Dec. 22, 2012
The Blame Game Continues in the Obama Administration...
(Reuters) - Infighting and bureaucratic jealousies between the State Department and the Pentagon may have played a role in lax security arrangements prior to the deadly attacks on the U.S. mission in Benghazi, congressional sources said.
Evidence of the bureaucratic rivalries, not previously reported, is contained in unpublished documents being studied by congressional investigators and is referred to in a classified version of a report on the attacks in Libya, which was turned over to Congress earlier this week, the sources said.
Two sources, who spoke on condition of anonymity, told Reuters the friction between the Defense and State departments included, but was not limited to, the State Department's unease over its reliance on a 16-person Pentagon security unit, known as a Site Security Team (SST).
The team's mission was allowed to expire in August, and there are disputed accounts over whether it could have done a better job of protecting U.S. Ambassador Christopher Stevens and three other Americans who died in the September 11 Benghazi attacks.
Senator Bob Corker, a Tennessee Republican, alluded to the inter-agency tensions at a Senate Foreign Relations Committee hearing on Thursday on the unclassified report by a State Department review board.
Corker, referring to the State Department's refusal to extend the Site Security Team's tenure in Libya, told two top State Department officials: "You had 16 people there free from the Defense Department."
The SST, he said, was funded from the Pentagon, rather than the State Department budget.
The State Department did not respond to a request made on Thursday for comment on the allegations of bureaucratic feuding.
One source familiar with the unpublished State Department material said it indicated that some officials in Washington felt it was "embarrassing" to rely on Pentagon assets for security in Libya. The documents show State officials believed money which went to the Pentagon for such operations should have been given to the State Department, the source said.
'GROSSLY INADEQUATE' SECURITY
The unclassified version of the State Department-appointed inquiry, known as an Accountability Review Board, released late on Tuesday, described security precautions at the U.S. mission in Benghazi as "grossly inadequate to deal with the attack that took place."
U.S. Embassy staff in the Libyan capital of Tripoli indicated their desire that the SST, comprised of Pentagon special-operations soldiers, remain on station beyond August, when it was scheduled to be withdrawn from the country, according to information which surfaced at a congressional hearing in October.
But a witness told Congress the State Department in Washington made clear such a request would not be granted.

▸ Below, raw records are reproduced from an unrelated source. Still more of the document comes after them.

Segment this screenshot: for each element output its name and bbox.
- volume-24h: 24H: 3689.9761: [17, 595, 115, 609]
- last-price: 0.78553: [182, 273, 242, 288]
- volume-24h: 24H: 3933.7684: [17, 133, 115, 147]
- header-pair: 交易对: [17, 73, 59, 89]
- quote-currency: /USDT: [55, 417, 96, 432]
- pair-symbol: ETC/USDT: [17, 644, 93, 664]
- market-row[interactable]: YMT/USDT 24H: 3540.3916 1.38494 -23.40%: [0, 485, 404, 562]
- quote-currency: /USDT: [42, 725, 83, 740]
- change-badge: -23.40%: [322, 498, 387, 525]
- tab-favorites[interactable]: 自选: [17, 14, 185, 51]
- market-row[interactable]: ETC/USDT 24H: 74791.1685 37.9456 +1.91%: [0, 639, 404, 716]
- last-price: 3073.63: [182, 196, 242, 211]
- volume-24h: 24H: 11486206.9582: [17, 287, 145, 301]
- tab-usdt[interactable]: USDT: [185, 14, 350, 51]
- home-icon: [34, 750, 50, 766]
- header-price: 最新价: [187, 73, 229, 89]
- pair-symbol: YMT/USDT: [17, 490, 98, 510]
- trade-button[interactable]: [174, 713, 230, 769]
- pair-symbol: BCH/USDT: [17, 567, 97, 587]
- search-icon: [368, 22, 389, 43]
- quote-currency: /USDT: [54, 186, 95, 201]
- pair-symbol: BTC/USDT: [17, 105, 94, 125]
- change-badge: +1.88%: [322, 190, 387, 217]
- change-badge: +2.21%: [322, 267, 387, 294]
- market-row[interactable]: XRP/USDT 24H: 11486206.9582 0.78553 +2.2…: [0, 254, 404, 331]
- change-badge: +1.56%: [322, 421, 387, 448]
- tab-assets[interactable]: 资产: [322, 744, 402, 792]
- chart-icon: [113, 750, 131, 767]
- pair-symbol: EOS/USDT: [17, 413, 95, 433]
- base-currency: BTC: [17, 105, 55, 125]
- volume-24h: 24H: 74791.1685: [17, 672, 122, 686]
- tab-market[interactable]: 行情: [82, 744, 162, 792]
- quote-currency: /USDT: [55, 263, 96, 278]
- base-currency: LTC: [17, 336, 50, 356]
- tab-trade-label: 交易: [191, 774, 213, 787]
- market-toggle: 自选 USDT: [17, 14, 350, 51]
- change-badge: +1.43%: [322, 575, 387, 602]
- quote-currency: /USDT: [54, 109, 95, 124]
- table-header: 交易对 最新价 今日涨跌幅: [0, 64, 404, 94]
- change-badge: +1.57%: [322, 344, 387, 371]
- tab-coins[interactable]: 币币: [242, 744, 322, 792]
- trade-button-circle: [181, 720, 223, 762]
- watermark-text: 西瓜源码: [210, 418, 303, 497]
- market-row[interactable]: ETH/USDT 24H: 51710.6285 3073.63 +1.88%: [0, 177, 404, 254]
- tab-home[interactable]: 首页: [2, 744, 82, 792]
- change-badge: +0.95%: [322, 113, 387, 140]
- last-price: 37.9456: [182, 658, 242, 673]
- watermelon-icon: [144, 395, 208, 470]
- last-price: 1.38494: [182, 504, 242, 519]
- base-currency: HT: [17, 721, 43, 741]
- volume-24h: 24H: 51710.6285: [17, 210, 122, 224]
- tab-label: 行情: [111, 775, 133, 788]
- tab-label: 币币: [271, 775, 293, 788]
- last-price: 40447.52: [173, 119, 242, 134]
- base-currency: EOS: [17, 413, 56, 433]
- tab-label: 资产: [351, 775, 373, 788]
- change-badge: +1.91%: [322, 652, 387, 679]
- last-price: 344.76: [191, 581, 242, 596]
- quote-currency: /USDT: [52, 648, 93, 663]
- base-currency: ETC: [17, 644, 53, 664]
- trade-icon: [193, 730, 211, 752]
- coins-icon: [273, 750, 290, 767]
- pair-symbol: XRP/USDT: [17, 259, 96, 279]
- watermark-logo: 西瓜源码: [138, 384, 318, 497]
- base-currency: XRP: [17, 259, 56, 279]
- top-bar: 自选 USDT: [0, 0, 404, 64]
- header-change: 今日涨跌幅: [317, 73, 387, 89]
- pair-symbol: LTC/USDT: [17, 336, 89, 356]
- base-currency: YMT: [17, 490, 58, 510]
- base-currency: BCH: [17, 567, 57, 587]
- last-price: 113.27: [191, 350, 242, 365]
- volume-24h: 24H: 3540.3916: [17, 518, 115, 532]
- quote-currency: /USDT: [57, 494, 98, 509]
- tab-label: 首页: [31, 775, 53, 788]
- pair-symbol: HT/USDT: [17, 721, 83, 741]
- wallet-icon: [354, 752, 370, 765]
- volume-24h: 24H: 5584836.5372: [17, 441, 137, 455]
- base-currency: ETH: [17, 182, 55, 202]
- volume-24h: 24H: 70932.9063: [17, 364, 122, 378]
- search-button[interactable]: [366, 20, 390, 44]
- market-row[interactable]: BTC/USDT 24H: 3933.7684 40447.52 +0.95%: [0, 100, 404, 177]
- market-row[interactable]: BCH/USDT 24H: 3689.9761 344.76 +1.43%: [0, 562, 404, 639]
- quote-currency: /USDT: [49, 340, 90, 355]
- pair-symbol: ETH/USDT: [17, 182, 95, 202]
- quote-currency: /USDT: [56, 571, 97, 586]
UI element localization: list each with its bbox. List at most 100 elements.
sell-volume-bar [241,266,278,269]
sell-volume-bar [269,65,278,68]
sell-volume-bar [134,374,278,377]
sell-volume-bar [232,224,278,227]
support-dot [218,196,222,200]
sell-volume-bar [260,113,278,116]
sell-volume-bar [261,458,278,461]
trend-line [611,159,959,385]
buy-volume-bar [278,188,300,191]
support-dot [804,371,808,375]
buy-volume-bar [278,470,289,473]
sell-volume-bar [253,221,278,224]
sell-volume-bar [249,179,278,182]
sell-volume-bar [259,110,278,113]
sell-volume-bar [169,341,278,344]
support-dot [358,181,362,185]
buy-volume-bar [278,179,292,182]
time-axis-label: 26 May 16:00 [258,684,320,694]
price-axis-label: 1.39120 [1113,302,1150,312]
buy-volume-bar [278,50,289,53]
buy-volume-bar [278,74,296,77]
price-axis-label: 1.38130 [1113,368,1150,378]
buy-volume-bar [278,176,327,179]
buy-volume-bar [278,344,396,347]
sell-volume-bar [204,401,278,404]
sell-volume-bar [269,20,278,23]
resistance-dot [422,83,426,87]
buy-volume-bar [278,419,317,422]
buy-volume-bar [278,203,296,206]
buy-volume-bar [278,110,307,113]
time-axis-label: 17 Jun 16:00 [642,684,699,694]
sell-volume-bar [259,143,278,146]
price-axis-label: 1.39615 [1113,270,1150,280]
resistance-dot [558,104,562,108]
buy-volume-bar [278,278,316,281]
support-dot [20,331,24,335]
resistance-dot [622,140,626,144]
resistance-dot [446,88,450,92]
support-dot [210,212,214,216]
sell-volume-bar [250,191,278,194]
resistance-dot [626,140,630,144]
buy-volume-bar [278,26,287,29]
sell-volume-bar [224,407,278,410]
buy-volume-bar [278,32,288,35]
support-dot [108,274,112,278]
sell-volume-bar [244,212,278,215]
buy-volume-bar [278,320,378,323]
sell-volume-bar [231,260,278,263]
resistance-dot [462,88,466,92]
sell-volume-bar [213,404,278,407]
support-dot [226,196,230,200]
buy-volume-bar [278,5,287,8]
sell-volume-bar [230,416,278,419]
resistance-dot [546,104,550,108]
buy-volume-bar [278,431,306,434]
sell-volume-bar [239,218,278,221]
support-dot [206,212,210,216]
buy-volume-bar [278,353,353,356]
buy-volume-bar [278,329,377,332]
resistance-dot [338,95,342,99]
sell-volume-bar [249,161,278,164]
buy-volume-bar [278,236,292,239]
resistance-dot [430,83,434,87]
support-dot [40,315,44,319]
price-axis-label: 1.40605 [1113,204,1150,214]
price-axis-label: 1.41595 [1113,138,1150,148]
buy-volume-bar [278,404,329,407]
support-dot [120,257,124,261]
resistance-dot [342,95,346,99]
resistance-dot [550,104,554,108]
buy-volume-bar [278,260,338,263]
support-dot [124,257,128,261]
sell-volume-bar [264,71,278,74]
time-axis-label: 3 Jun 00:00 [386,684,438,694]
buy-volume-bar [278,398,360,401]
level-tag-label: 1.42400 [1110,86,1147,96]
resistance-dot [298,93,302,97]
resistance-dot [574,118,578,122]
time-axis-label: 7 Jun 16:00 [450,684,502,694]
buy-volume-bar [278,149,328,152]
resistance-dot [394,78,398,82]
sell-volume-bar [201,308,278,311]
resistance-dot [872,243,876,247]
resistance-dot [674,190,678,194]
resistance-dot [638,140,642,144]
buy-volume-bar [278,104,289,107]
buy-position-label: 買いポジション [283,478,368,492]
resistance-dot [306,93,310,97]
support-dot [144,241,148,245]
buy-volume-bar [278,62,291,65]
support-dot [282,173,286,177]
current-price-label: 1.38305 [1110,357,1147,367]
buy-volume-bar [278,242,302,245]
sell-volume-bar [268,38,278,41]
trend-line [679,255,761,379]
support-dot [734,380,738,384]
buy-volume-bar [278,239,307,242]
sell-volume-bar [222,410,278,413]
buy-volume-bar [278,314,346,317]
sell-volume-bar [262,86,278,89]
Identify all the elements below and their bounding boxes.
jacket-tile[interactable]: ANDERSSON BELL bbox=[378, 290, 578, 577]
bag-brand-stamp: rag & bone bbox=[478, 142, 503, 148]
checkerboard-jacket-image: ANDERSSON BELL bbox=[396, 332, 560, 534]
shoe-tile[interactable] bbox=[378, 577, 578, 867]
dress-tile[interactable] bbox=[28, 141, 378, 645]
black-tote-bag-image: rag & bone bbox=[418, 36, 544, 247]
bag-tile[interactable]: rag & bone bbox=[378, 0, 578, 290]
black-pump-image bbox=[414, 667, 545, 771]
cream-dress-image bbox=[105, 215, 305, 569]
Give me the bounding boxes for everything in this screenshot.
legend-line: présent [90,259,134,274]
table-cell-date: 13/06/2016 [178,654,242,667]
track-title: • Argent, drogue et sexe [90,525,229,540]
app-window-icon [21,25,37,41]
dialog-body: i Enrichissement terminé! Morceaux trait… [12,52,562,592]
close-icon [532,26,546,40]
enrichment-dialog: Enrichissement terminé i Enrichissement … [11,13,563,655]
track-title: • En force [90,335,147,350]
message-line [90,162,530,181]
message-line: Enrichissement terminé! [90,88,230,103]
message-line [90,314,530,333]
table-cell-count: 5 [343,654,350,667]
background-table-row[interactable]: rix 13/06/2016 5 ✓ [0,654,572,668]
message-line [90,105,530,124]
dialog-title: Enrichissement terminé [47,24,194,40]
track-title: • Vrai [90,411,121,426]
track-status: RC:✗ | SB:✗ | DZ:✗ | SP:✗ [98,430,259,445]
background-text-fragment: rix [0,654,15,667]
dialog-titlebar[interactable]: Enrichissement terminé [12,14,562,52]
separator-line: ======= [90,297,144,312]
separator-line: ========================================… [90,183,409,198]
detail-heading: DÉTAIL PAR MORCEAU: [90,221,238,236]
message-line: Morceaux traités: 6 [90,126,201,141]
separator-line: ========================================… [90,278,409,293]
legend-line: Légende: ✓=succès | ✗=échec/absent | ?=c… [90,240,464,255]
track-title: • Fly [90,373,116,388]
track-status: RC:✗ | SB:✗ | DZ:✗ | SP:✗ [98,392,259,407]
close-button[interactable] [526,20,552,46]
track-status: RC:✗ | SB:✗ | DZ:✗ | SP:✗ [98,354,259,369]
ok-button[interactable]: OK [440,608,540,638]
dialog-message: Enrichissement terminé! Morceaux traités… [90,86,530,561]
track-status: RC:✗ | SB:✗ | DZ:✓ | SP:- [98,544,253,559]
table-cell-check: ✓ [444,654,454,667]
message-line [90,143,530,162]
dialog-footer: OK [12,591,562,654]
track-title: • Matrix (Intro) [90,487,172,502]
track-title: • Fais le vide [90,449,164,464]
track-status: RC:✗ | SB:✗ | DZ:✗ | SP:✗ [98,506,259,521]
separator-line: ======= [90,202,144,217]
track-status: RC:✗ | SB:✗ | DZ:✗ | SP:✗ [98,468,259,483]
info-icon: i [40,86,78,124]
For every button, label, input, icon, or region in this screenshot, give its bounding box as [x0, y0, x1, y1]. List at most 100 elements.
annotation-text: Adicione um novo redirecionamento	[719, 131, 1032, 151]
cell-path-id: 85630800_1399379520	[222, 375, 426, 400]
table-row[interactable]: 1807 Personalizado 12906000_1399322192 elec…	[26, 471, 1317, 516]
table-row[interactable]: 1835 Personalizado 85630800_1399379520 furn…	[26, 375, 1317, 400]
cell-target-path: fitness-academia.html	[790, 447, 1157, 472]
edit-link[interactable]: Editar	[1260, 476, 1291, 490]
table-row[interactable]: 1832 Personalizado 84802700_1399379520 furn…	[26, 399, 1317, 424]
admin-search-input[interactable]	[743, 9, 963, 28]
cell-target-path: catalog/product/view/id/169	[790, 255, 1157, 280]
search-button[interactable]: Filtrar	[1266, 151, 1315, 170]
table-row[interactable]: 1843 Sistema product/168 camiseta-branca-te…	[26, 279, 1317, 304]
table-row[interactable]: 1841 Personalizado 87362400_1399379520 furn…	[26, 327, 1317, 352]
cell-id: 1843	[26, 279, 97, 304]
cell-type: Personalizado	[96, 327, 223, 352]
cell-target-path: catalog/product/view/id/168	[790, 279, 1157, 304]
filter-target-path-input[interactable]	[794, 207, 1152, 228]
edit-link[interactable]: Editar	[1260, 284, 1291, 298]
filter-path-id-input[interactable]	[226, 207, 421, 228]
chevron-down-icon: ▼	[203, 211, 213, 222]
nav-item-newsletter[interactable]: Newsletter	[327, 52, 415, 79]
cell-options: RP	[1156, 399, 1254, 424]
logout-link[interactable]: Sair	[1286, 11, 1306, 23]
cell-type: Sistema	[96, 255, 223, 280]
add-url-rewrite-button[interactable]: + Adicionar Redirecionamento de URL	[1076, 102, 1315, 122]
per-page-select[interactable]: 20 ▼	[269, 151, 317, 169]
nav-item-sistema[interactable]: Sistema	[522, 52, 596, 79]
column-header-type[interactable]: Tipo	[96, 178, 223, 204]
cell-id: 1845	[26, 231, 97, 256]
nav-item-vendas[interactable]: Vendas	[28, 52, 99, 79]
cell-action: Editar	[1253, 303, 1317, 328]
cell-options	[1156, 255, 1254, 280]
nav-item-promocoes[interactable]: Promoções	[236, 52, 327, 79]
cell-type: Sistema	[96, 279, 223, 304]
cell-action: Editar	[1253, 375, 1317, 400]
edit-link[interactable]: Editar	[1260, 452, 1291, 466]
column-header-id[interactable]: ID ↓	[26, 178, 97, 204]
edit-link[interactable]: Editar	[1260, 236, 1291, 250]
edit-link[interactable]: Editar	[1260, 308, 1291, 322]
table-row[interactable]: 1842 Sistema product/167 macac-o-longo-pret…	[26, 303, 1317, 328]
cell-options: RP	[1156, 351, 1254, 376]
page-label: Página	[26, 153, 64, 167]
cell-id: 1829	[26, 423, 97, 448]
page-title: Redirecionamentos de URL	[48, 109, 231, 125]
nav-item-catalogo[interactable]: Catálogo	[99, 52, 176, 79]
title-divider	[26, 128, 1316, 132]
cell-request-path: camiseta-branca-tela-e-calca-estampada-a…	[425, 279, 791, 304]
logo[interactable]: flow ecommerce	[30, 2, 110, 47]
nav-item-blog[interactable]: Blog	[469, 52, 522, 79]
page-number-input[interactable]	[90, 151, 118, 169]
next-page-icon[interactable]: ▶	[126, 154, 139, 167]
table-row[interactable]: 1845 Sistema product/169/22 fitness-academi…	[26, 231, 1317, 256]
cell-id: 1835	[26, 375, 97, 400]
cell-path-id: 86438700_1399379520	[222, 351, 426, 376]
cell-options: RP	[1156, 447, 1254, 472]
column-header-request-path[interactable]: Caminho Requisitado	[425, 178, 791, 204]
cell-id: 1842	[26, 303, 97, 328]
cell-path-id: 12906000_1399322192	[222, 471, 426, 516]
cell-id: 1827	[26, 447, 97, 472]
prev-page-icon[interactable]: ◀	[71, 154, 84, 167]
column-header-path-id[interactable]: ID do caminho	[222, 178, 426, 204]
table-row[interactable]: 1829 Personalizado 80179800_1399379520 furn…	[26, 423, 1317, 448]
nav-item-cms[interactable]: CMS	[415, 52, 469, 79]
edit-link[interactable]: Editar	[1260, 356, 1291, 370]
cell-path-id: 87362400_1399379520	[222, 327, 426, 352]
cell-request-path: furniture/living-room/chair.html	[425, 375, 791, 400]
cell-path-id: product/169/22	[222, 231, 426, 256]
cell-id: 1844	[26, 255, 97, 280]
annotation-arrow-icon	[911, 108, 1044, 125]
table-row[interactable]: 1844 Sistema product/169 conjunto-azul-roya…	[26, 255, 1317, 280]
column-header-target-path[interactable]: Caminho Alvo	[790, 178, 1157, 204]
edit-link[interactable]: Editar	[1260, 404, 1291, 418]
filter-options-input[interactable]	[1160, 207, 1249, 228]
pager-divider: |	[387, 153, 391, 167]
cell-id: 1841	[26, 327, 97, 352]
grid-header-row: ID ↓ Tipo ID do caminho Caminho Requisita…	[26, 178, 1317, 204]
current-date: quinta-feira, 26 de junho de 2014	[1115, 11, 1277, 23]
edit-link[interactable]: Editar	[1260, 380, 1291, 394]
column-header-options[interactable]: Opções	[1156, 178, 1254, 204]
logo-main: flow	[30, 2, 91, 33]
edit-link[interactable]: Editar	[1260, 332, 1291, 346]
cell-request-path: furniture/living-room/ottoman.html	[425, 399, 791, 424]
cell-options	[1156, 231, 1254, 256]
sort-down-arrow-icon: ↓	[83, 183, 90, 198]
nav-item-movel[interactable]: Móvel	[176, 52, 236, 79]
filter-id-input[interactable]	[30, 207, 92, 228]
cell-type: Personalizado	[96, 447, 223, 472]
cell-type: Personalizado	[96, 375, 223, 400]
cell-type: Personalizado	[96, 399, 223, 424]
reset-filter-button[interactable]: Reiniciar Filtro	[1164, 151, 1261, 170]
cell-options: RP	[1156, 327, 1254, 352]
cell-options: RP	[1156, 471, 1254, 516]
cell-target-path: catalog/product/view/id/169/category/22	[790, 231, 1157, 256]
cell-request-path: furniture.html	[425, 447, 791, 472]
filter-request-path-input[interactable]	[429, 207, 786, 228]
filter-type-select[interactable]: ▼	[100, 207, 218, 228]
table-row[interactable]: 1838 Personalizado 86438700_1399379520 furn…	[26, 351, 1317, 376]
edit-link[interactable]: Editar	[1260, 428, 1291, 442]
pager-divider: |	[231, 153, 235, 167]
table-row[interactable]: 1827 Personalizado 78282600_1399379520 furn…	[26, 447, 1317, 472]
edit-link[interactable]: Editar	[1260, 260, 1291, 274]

After the Benghazi attacks, the Department argued publicly that because the team had operated almost exclusively in Tripoli, it not would have been much help in repelling the Benghazi attacks. It also said the team's withdrawal had no impact on the number of U.S. security personnel, because State Department Diplomatic Security personnel were deployed in its place.
But two congressional sources familiar with the issue said that one of the functions of the team had been to occasionally provide extra security for the U.S. Ambassador if he traveled outside of Tripoli.
Congressional investigators have been told that had the SST's assignment been extended, it almost certainly would have been involved in protecting Stevens when he made his September visit to Benghazi. One source said that according to the State Department report, there were plans for the team to guard Stevens on an earlier visit to Benghazi, which had been scheduled for the summer. That visit never took place.
QUESTIONS ON LIBYAN MILITIA
The classified version of the report, unlike the public version, also identifies militant factions whose members U.S. officials believe were implicated in the attacks, one of the sources said. Assailants targeted both the diplomatic mission and a nearby CIA base.
U.S. government sources said privately that within hours of the attacks, members of Ansar al Sharia, a Benghazi-based militia, and Al Qaeda in the Islamic Maghreb, al Qaeda's North African affiliate, were suspected of involvement.
U.S. lawmakers also are digging for more information on possible ties between the February 17 Martyrs Brigade, a Benghazi militia assigned to protect the U.S. diplomatic mission there, and Ansar al Sharia.
A congressional official said investigators were seeking to learn whether some February 17 members may have had advance warning from Ansar al Sharia about the impending attacks on the U.S. diplomatic compound, warnings which were not passed on to American officials. However, two officials said that so far no hard evidence of this has surfaced.
The unclassified State Department report hints at similar concerns. "Over the course of its inquiry, the Board also learned of troubling indicators of February 17's loyalties and its readiness to assist U.S. personnel," it said.